Cada día, la Ciudad de México genera aproximadamente 12,500 toneladas de residuos sólidos, una cifra que refleja tanto la escala del problema como la magnitud de la oportunidad: esa misma materia descartada puede convertirse en biogás, biofertilizantes, pigmentos naturales y compuestos bioactivos con aplicaciones industriales. Especialistas de la Universidad Autónoma Metropolitana (UAM) han desarrollado metodologías concretas para cerrar ese ciclo, posicionando a la institución como un referente en economía circular aplicada.

Uno de los enfoques más avanzados es la biodigestión anaerobia, proceso en el que microorganismos degradan materia orgánica en ausencia de oxígeno para producir biogás utilizable en generación de calor, además de biofertilizantes de alta calidad para el sector agrícola. En la Unidad Cuajimalpa, este modelo ya opera con estiércol porcino: el gas resultante calienta instalaciones pecuarias y el subproducto se reintegra como fertilizante, demostrando viabilidad técnica a escala piloto. Según datos del Programa de las Naciones Unidas para el Medio Ambiente, los residuos orgánicos representan entre 40% y 60% del total generado en ciudades latinoamericanas, lo que amplía considerablemente el potencial de replicación de este modelo.

En paralelo, investigadores de la UAM trabajan en la valorización de desechos agroindustriales mediante métodos físicos, químicos y biotecnológicos. De cáscaras de naranja, mango y plátano se extraen carbohidratos fermentables y compuestos antioxidantes; de la piel de jitomate se recuperan licopeno y carotenoides con aplicaciones en alimentos, cosmética y empaques biodegradables. También se exploran rutas para obtener ácidos orgánicos —como ácido propiónico y succínico— utilizados en la industria alimentaria. Este tipo de biorefinería de residuos responde a una tendencia global documentada por el Foro Económico Mundial, que estima que la economía circular podría generar 4.5 billones de dólares en valor económico a nivel global para 2030.

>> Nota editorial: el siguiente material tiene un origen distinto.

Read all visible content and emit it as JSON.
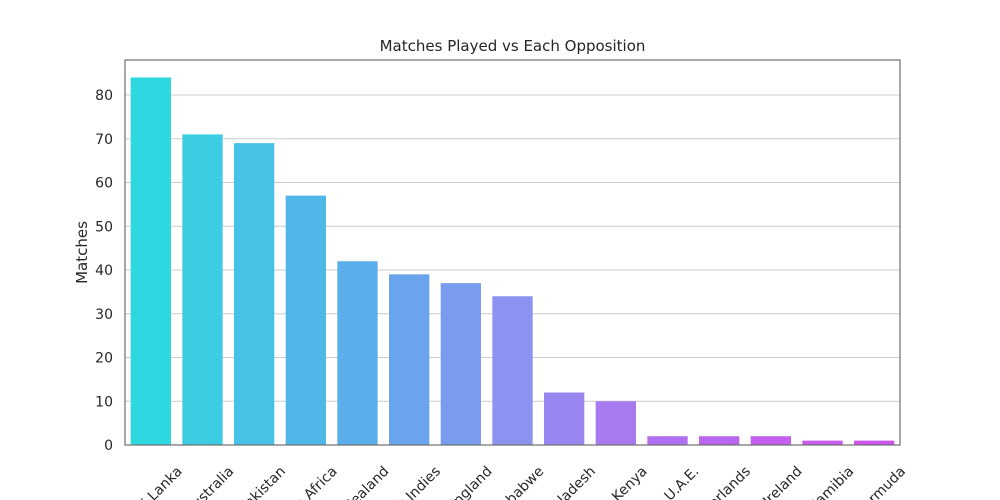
{
  "chart_data": {
    "type": "bar",
    "title": "Matches Played vs Each Opposition",
    "xlabel": "",
    "ylabel": "Matches",
    "ylim": [
      0,
      88
    ],
    "yticks": [
      0,
      10,
      20,
      30,
      40,
      50,
      60,
      70,
      80
    ],
    "grid": true,
    "categories": [
      "Sri Lanka",
      "Australia",
      "Pakistan",
      "South Africa",
      "New Zealand",
      "West Indies",
      "England",
      "Zimbabwe",
      "Bangladesh",
      "Kenya",
      "U.A.E.",
      "Netherlands",
      "Ireland",
      "Namibia",
      "Bermuda"
    ],
    "tick_labels": [
      "Sri Lanka",
      "Australia",
      "Pakistan",
      "h Africa",
      "Zealand",
      "t Indies",
      "England",
      "mbabwe",
      "gladesh",
      "v Kenya",
      "U.A.E.",
      "therlands",
      "v Ireland",
      "Namibia",
      "Bermuda"
    ],
    "values": [
      84,
      71,
      69,
      57,
      42,
      39,
      37,
      34,
      12,
      10,
      2,
      2,
      2,
      1,
      1
    ],
    "colors": [
      "#2dd8e0",
      "#3ccde3",
      "#47c2e6",
      "#4fb6e8",
      "#5aaeea",
      "#6aa4ec",
      "#7a9cee",
      "#8c92f0",
      "#9a86f0",
      "#a87af0",
      "#b06ef0",
      "#b866f0",
      "#c35ef0",
      "#c95af0",
      "#cf55f0"
    ]
  }
}
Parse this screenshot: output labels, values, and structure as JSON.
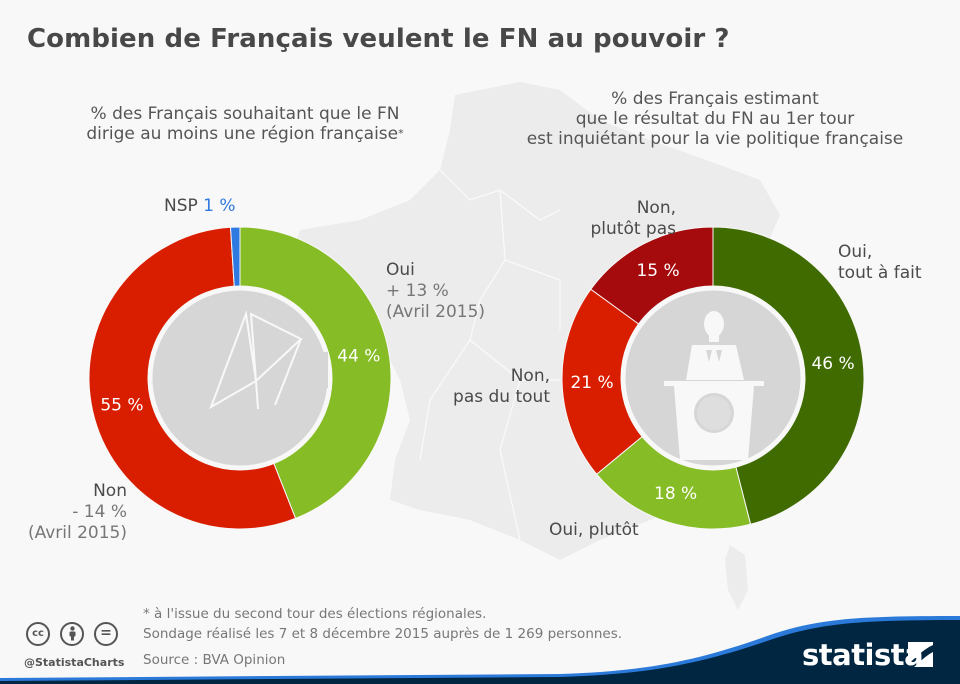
{
  "title": "Combien de Français veulent le FN au pouvoir ?",
  "left": {
    "subtitle_line1": "%  des Français souhaitant que le FN",
    "subtitle_line2": "dirige au moins une région française",
    "subtitle_mark": "*",
    "labels": {
      "nsp": "NSP",
      "nsp_value": "1 %",
      "oui": "Oui",
      "oui_change": "+ 13 %",
      "oui_ref": "(Avril 2015)",
      "non": "Non",
      "non_change": "- 14 %",
      "non_ref": "(Avril 2015)"
    },
    "center_icon": "ballot-box-icon"
  },
  "right": {
    "subtitle_line1": "% des Français estimant",
    "subtitle_line2": "que le résultat du FN au 1er tour",
    "subtitle_line3": "est inquiétant pour la vie politique française",
    "labels": {
      "oui_tout_1": "Oui,",
      "oui_tout_2": "tout à fait",
      "oui_plutot": "Oui, plutôt",
      "non_pas_1": "Non,",
      "non_pas_2": "pas du tout",
      "non_plutot_1": "Non,",
      "non_plutot_2": "plutôt pas"
    },
    "center_icon": "speaker-podium-icon"
  },
  "chart_data": [
    {
      "type": "pie",
      "title": "%  des Français souhaitant que le FN dirige au moins une région française*",
      "donut": true,
      "categories": [
        "Oui",
        "Non",
        "NSP"
      ],
      "values": [
        44,
        55,
        1
      ],
      "value_labels": [
        "44 %",
        "55 %",
        "1 %"
      ],
      "colors": [
        "#86bc25",
        "#d91e00",
        "#2f7ae0"
      ],
      "annotations": {
        "Oui": "+ 13 % (Avril 2015)",
        "Non": "- 14 % (Avril 2015)"
      }
    },
    {
      "type": "pie",
      "title": "% des Français estimant que le résultat du FN au 1er tour est inquiétant pour la vie politique française",
      "donut": true,
      "categories": [
        "Oui, tout à fait",
        "Oui, plutôt",
        "Non, pas du tout",
        "Non, plutôt pas"
      ],
      "values": [
        46,
        18,
        21,
        15
      ],
      "value_labels": [
        "46 %",
        "18 %",
        "21 %",
        "15 %"
      ],
      "colors": [
        "#3f6b00",
        "#86bc25",
        "#d91e00",
        "#a50a0c"
      ]
    }
  ],
  "footer": {
    "note": "* à l'issue du second tour des élections régionales.",
    "survey": "Sondage réalisé les 7 et 8 décembre 2015 auprès de 1 269 personnes.",
    "source": "Source : BVA Opinion",
    "handle": "@StatistaCharts",
    "cc": "cc",
    "eq": "=",
    "brand": "statista",
    "brand_color": "#002642",
    "accent_color": "#2b7ad9"
  }
}
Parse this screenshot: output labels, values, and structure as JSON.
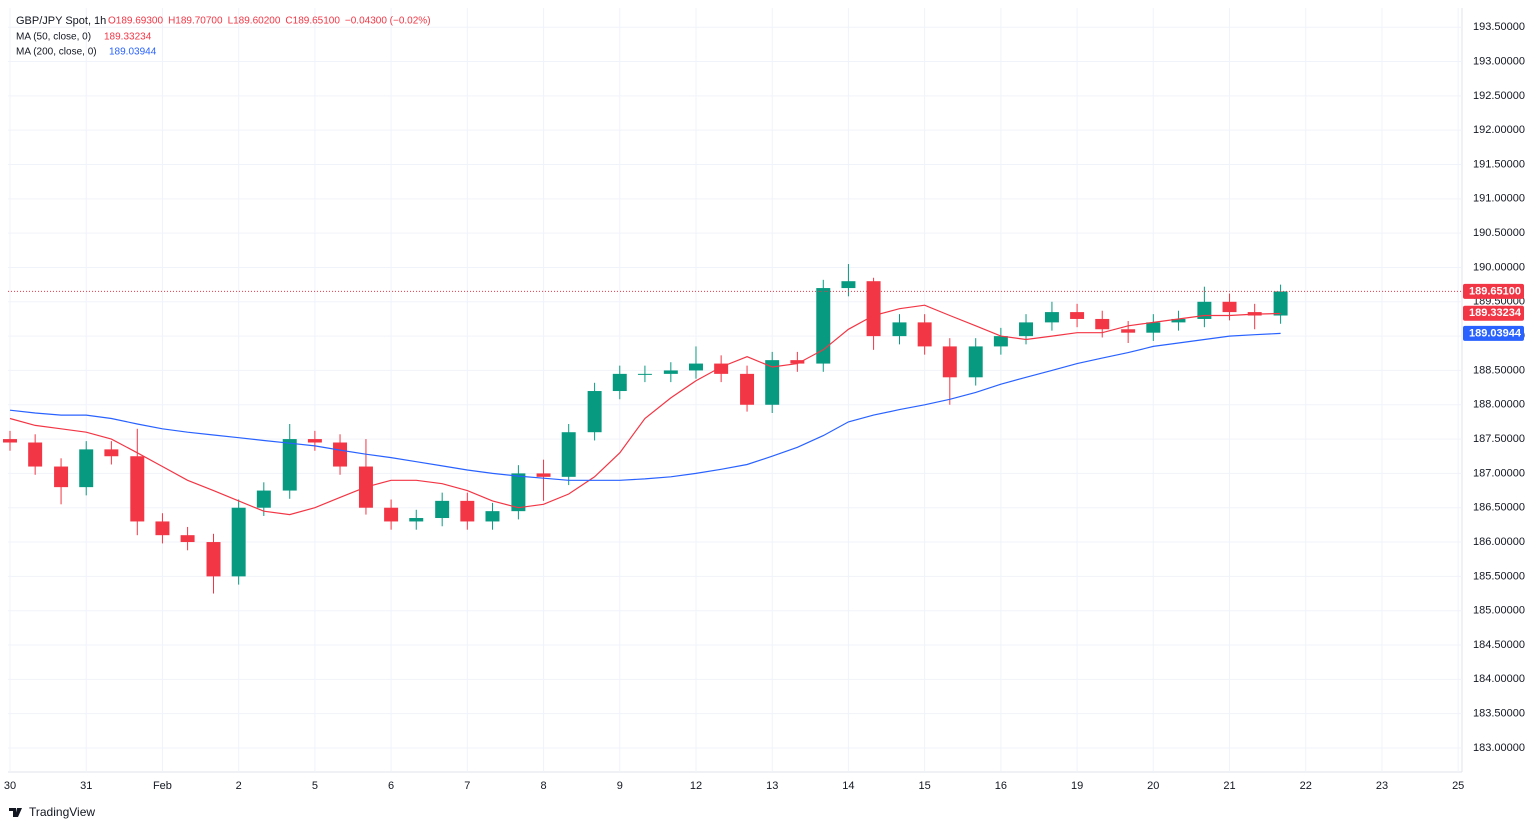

Más allá de los laboratorios, la UAM integra el ecodiseño y la medición de huella de carbono como ejes institucionales. La Unidad Cuajimalpa realiza evaluaciones periódicas de sus emisiones por consumo energético, operación y movilidad, mientras que en la Unidad Azcapotzalco se desarrollan estrategias para reducir el consumo innecesario y fomentar una cultura de sostenibilidad. Para los estrategas corporativos y tomadores de decisión, el modelo que construye la UAM ofrece un marco replicable: la transición de una lógica lineal de extracción-uso-descarte hacia sistemas cerrados donde el residuo es, en realidad, un insumo pendiente de procesar.